SAN FRANCISCO (01/28/2000) - Hordes of companies may be rushing to the Internet in search of fame and fortune - but not most retailers and consumer goods suppliers and manufacturers.
A Deloitte & Touche LLP study released last week shows that roughly one-third (35%) of 156 retailers surveyed and a mere 17% of 143 consumer goods manufacturers polled are selling merchandise from their Web sites.
And among those that either have a Web site or plan to have one, more than half said they're "not organized" about their electronic-business activities, and 34% said they don't view the Internet as "strategic."
"We were absolutely shocked," said Lindsay Parker, a consultant at San Francisco-based Deloitte. "People are being very cautious. They're just not sure they're ready to take the plunge."

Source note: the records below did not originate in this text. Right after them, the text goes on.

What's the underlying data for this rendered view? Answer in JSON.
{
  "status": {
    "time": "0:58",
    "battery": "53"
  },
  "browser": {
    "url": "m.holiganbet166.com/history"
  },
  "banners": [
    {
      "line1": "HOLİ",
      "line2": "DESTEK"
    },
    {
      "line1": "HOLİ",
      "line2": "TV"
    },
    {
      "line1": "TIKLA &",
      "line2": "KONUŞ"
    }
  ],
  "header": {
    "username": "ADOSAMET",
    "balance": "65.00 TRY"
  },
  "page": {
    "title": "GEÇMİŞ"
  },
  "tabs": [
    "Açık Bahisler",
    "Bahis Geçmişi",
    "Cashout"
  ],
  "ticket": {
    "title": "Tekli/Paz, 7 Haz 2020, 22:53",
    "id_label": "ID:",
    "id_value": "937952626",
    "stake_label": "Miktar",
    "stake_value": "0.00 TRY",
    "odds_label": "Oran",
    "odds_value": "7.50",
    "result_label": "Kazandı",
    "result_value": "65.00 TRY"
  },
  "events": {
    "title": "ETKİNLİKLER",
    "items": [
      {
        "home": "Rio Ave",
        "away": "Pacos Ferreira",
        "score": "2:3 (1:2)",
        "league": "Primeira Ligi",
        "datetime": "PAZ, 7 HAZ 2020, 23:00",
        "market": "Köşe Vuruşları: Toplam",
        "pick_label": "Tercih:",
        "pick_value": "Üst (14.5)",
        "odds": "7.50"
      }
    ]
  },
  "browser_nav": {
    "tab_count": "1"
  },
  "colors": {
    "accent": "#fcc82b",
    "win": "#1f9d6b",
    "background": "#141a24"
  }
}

Seema Williams, an analyst at Forrester Research Inc. in Cambridge, Mass., speculated that Deloitte may have included some small retailers in its poll that "simply don't have the wherewithal to invest in e-commerce. Most major retailers are selling online in one way, shape or form. Now I can't say they're doing it well, but they're learning."
Deloitte's pool of 387 companies sampled retailers and consumer goods firms, brokers and distributors and a handful that didn't fall into any of those categories. Nearly half of the respondents listed annual revenue in excess of $100 million.
Citing a Forrester study that showed that only 1% of consumer spending last year came from Internet sales, Parker said many companies question why they should focus time and capital on a new channel where the potential payback is unclear and success could mean cannibalization of the brick-and-mortar operation.